April 9, 2019
Apple Music now has more paid subscriptions in the U.S. than popular music streamer Spotify, as the global competition ramps up between the two rivals. According to those familiar with the matter, Apple Music surpassed 28 million U.S. subscribers by February, compared to Spotify’s 26 million subscribers (the figures only include paid subscriptions, not trial users). When including nonpaying music fans of its ad-supported offering, Spotify still holds the lead in the number of overall users in the U.S. To slow Apple’s progress, Spotify recently introduced new promotions, such as a discounted subscription bundle with Hulu.
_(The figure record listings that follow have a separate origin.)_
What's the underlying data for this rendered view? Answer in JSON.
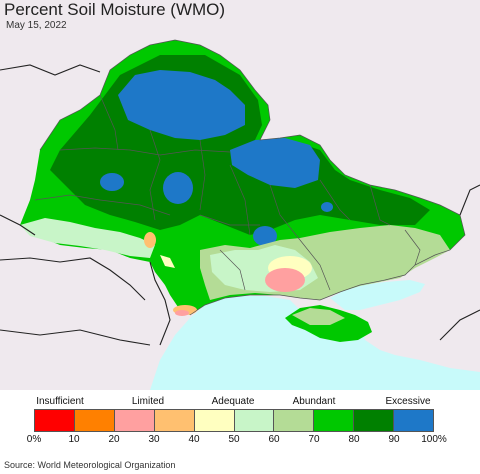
{
  "title": "Percent Soil Moisture (WMO)",
  "date": "May 15, 2022",
  "legend": {
    "categories": [
      "Insufficient",
      "Limited",
      "Adequate",
      "Abundant",
      "Excessive"
    ],
    "bins": [
      {
        "color": "#ff0000"
      },
      {
        "color": "#ff8000"
      },
      {
        "color": "#ffa0a0"
      },
      {
        "color": "#ffc070"
      },
      {
        "color": "#ffffc0"
      },
      {
        "color": "#c8f5c8"
      },
      {
        "color": "#b4dc96"
      },
      {
        "color": "#00c800"
      },
      {
        "color": "#008000"
      },
      {
        "color": "#1e78c8"
      }
    ],
    "ticks": [
      "0%",
      "10",
      "20",
      "30",
      "40",
      "50",
      "60",
      "70",
      "80",
      "90",
      "100%"
    ]
  },
  "map_colors": {
    "background_land": "#efe9ee",
    "sea": "#c8fafa",
    "border": "#555555"
  },
  "source": "Source: World Meteorological Organization"
}
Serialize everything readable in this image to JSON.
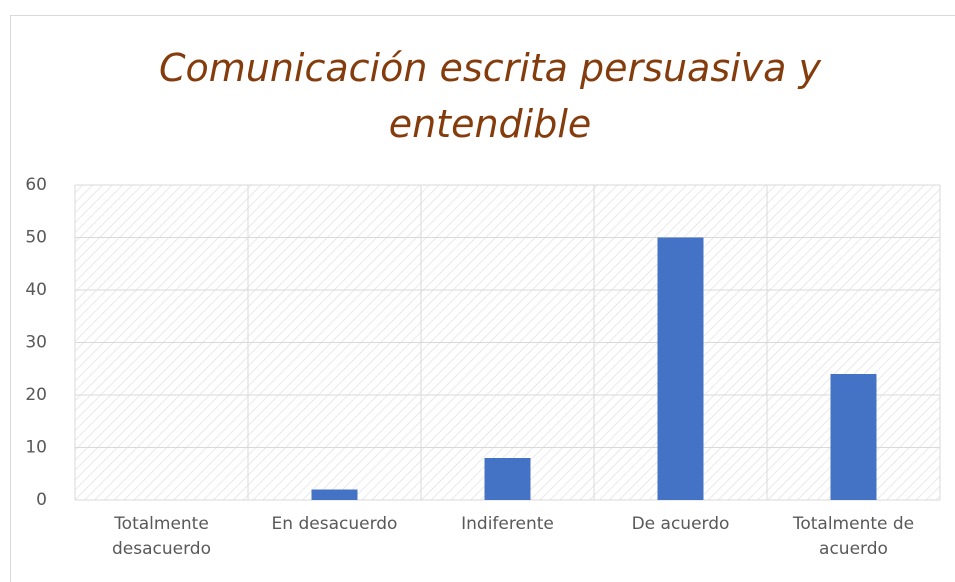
{
  "chart_data": {
    "type": "bar",
    "title": "Comunicación escrita persuasiva y entendible",
    "categories": [
      "Totalmente desacuerdo",
      "En desacuerdo",
      "Indiferente",
      "De acuerdo",
      "Totalmente de acuerdo"
    ],
    "values": [
      0,
      2,
      8,
      50,
      24
    ],
    "color": "#4472c4",
    "ylim": [
      0,
      60
    ],
    "yticks": [
      0,
      10,
      20,
      30,
      40,
      50,
      60
    ],
    "grid": true
  }
}
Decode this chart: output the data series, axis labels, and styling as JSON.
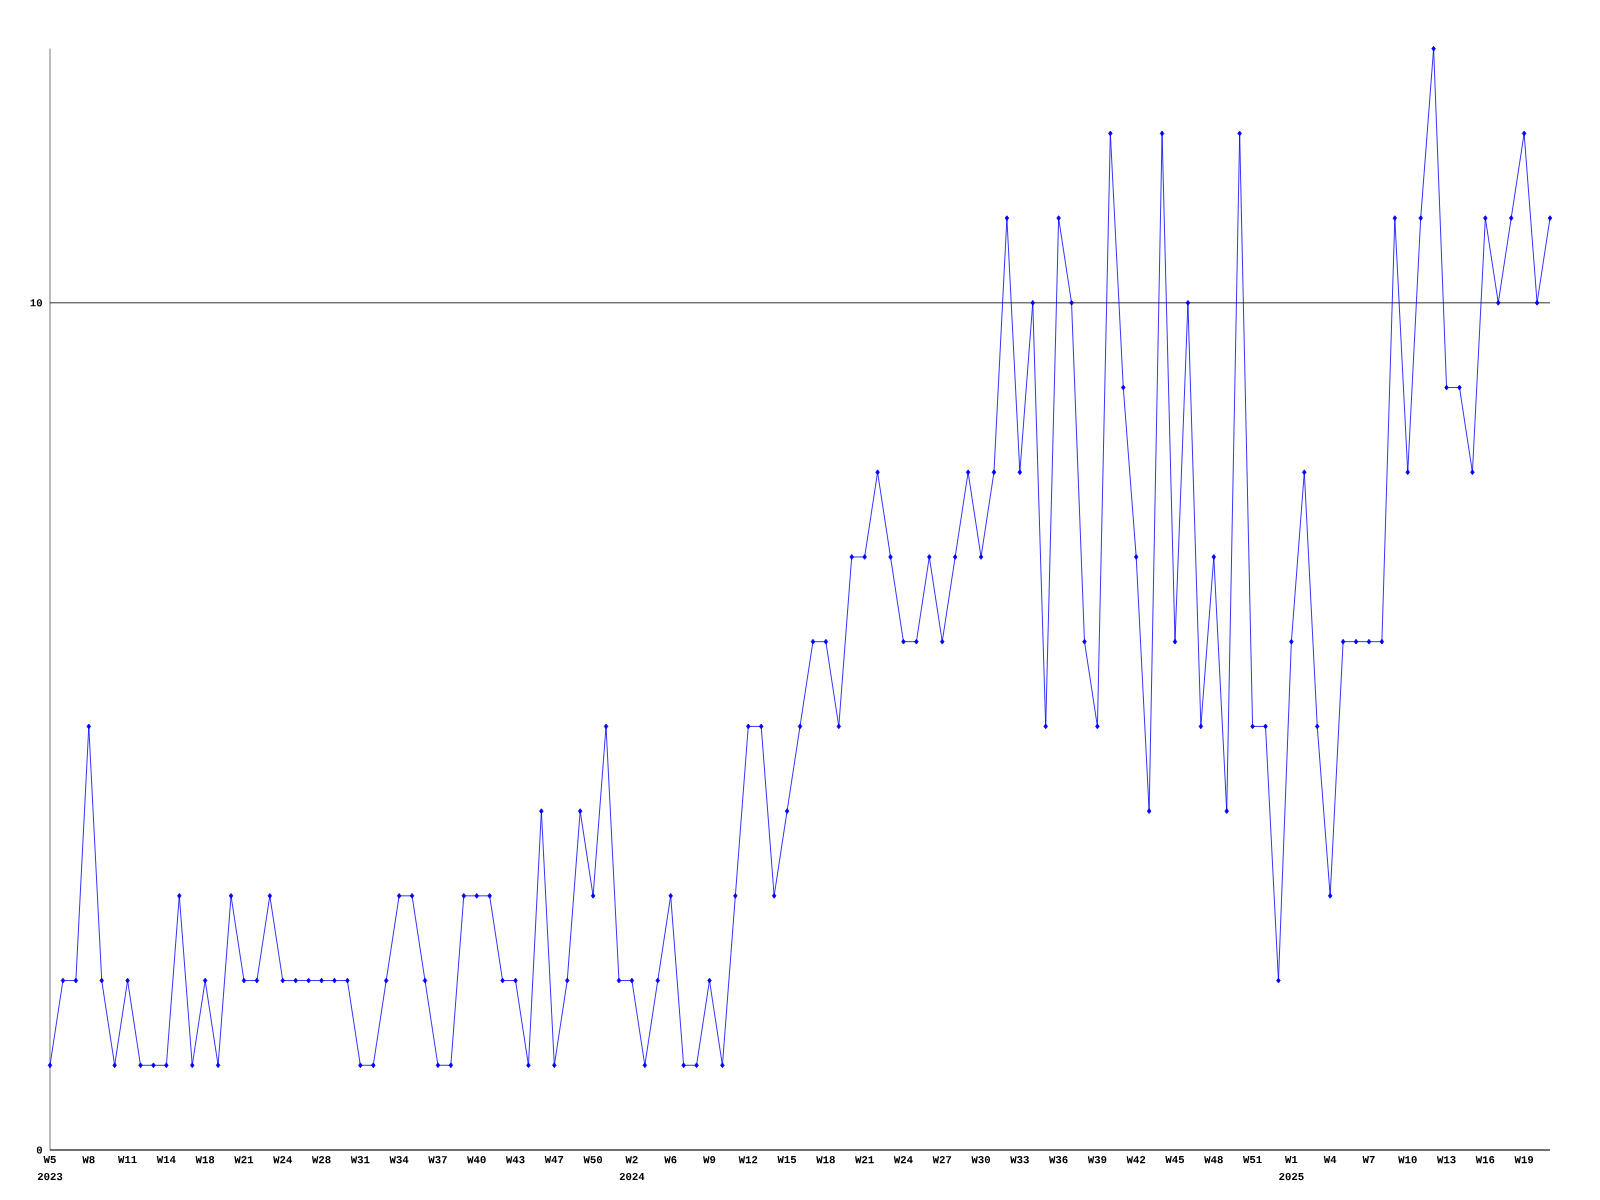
{
  "chart_data": {
    "type": "line",
    "categories": [
      "W5",
      null,
      null,
      "W8",
      null,
      null,
      "W11",
      null,
      null,
      "W14",
      null,
      null,
      "W18",
      null,
      null,
      "W21",
      null,
      null,
      "W24",
      null,
      null,
      "W28",
      null,
      null,
      "W31",
      null,
      null,
      "W34",
      null,
      null,
      "W37",
      null,
      null,
      "W40",
      null,
      null,
      "W43",
      null,
      null,
      "W47",
      null,
      null,
      "W50",
      null,
      null,
      "W2",
      null,
      null,
      "W6",
      null,
      null,
      "W9",
      null,
      null,
      "W12",
      null,
      null,
      "W15",
      null,
      null,
      "W18",
      null,
      null,
      "W21",
      null,
      null,
      "W24",
      null,
      null,
      "W27",
      null,
      null,
      "W30",
      null,
      null,
      "W33",
      null,
      null,
      "W36",
      null,
      null,
      "W39",
      null,
      null,
      "W42",
      null,
      null,
      "W45",
      null,
      null,
      "W48",
      null,
      null,
      "W51",
      null,
      null,
      "W1",
      null,
      null,
      "W4",
      null,
      null,
      "W7",
      null,
      null,
      "W10",
      null,
      null,
      "W13",
      null,
      null,
      "W16",
      null,
      null,
      "W19",
      null,
      null
    ],
    "values": [
      1,
      2,
      2,
      5,
      2,
      1,
      2,
      1,
      1,
      1,
      3,
      1,
      2,
      1,
      3,
      2,
      2,
      3,
      2,
      2,
      2,
      2,
      2,
      2,
      1,
      1,
      2,
      3,
      3,
      2,
      1,
      1,
      3,
      3,
      3,
      2,
      2,
      1,
      4,
      1,
      2,
      4,
      3,
      5,
      2,
      2,
      1,
      2,
      3,
      1,
      1,
      2,
      1,
      3,
      5,
      5,
      3,
      4,
      5,
      6,
      6,
      5,
      7,
      7,
      8,
      7,
      6,
      6,
      7,
      6,
      7,
      8,
      7,
      8,
      11,
      8,
      10,
      5,
      11,
      10,
      6,
      5,
      12,
      9,
      7,
      4,
      12,
      6,
      10,
      5,
      7,
      4,
      12,
      5,
      5,
      2,
      6,
      8,
      5,
      3,
      6,
      6,
      6,
      6,
      11,
      8,
      11,
      13,
      9,
      9,
      8,
      11,
      10,
      11,
      12,
      10,
      11
    ],
    "color": "#0000ff",
    "marker": "diamond",
    "grid": "y",
    "ylim": [
      0,
      13
    ],
    "yticks": [
      0,
      10
    ],
    "annotations": [
      "2023",
      "2024",
      "2025"
    ]
  }
}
In addition, “the Swedish company filed an antitrust complaint in Europe claiming Apple abuses its control over the App Store to advantage the iPhone maker’s service, something Apple denies,” reports The Wall Street Journal.
Spotify still holds the No. 1 spot worldwide with 207 million active users. According to the company, 96 million subscribers currently pay for the service or are in a trial period leading to a paid subscription. Apple has more than 50 million worldwide paid subscriptions, but does not offer a free, ad-supported tier like Spotify does.
“The growth of Apple Music is one of the strongest validations yet of Apple’s strategy to increase revenue by selling services across its devices — a shift after decades of focusing on hardware sales,” notes WSJ. “Last week, the technology company announced new subscription offerings for magazines, TV shows and video games.”
Streaming is becoming the most popular method to access music, and is now vital to the recording industry, which is why the growth of subscriptions services is so important. “Apple Music is growing faster globally — at a rate of about 2.4 percent to 2.8 percent, compared with Spotify’s 2 percent to 2.3 percent — and the gap is starting to close in other markets outside the U.S.”
“About 67 million of Spotify’s premium subscribers are outside of North America,” Reuters reports. “Both companies charge $9.99 a month for subscriptions.”